Una premessa è necessaria. Lo scorso anno, avevo notato che la macchia mediterranea alla base della punta di Fetovaia, dove la strada provinciale svolta per Pomonte, era invasa da auto e camper (foto 19) ed in precedenza ero stato contattato da un geometra incaricato di raccogliere le firme dei proprietari dei terreni vicini attraversati da un’antico viottolo vicinale, per la sua cancellazione in Comune.

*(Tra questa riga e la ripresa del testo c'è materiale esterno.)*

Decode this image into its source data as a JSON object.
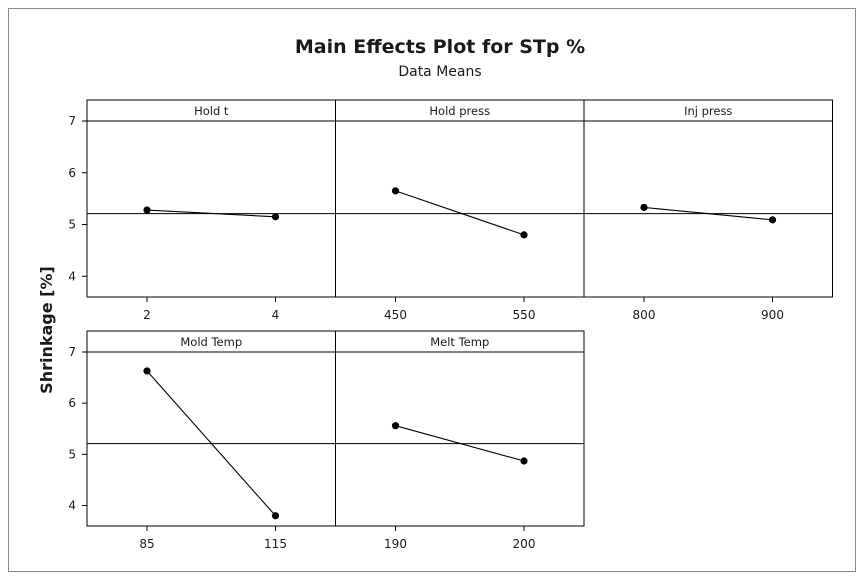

Pertanto, avevo disposto un sopralluogo con il mio geometra ed avevo scoperto: a) che si voleva cancellare il viottolo vicinale perché era stata realizzata una nuova strada assai più ampia, con tornanti per renderla carrabile (foto 18); b) che tale strada è stata realizzata con finalità turistiche, con panchine cementate a bordo strada e cartelli segnaletici (foto 1), perché verso mare si ricollega a quella vicinale che giunge fino in spiaggia e verso monte si collega ai terreni invasi da auto e camper; c) che tali terreni sono invasi perchè trasformati in veri parcheggi sterrati da ruspe che hanno estirpato alberi e macchia protetta, spianato il terreno, asportato massi e ceppi di ulivi secolari (foto 16), consolidato il terreno rovesciando quintali di frammenti di mattonelle e laterizi (foto 2) – com’è a Lei noto, Sindaco, “rifiuti speciali”; d) che rifiuti chiamano rifiuti, che oggi inquinano a vista l’intera area, soffocando i lentischi scampati alla furia della ruspa (foto 20) . Le foto sono più eloquenti delle parole, in un tratto di costa fra i più panoramici e conservati dell’Elba.
Come ciò sia stato possibile non so signor Sindaco, perché nessuno mi ha mai riferito o notificato alcunché, pur essendo il sottoscritto intestatario dei terreni trasformati in parcheggio e di parte di quelli solcati della nuova strada. Immagino che anche il Parco non sappia nulla, perché il “PIANO DEL PARCO” protegge l’intera area in modo rigido ai sensi degli art. 18 (Zone B “ambiti di elevato pregio naturalistico….mantenimento della biodiversità…18.2) sono particolarmente vietati: a. l’esecuzione di tagli boschivi, di alberature, siepi e filari; b. i movimenti di terreno…; e. l’apertura di nuove strade) e 19 (Zone C – “sono particolarmente vietati gli interventi e le azioni di cui al punto 18.2 ai punti a, b,…e,- ovvero gli stessi sopra menzionati).
Venendo all’oggi, una nuova preoccupazione mi è sorta dopo avere letto su un noto sito internet di recensioni turistiche la risposta di un operatore turistico fetovaiese ad una sua ospite, riguardo le possibilità di parcheggio a Fetovaia: “…si può anche lasciare le auto in alto lungo la provinciale proprio alla base della punta dove esiste un parcheggio comunale sterrato. Da questo con un sentiero di 400/500 mt si può raggiungere la spiaggia in pochi minuti…è allo studio anche un suo ampliamento”. Dunque c’è chi asserisce che il parcheggio è comunale e sta per essere ampliato. Un nuovo sopralluogo l’altro giorno ha confermato che mucchi di terra fresca sono stati scaricati sui piazzali al fianco dei lentischi, pronti per l’intervento della ruspa (foto 9).
Sembra una storia di altri tempi e luoghi, invece siamo nel 2012 a Campo nell’Elba. Le chiedo cortesemente di intervenire con urgenza signor Sindaco e mi rendo disponibile ad ogni intervento consentito dal Comune e dal Parco sui terreni a me intestati, pur di risolvere decentemente ogni problema nell’interesse della comunità.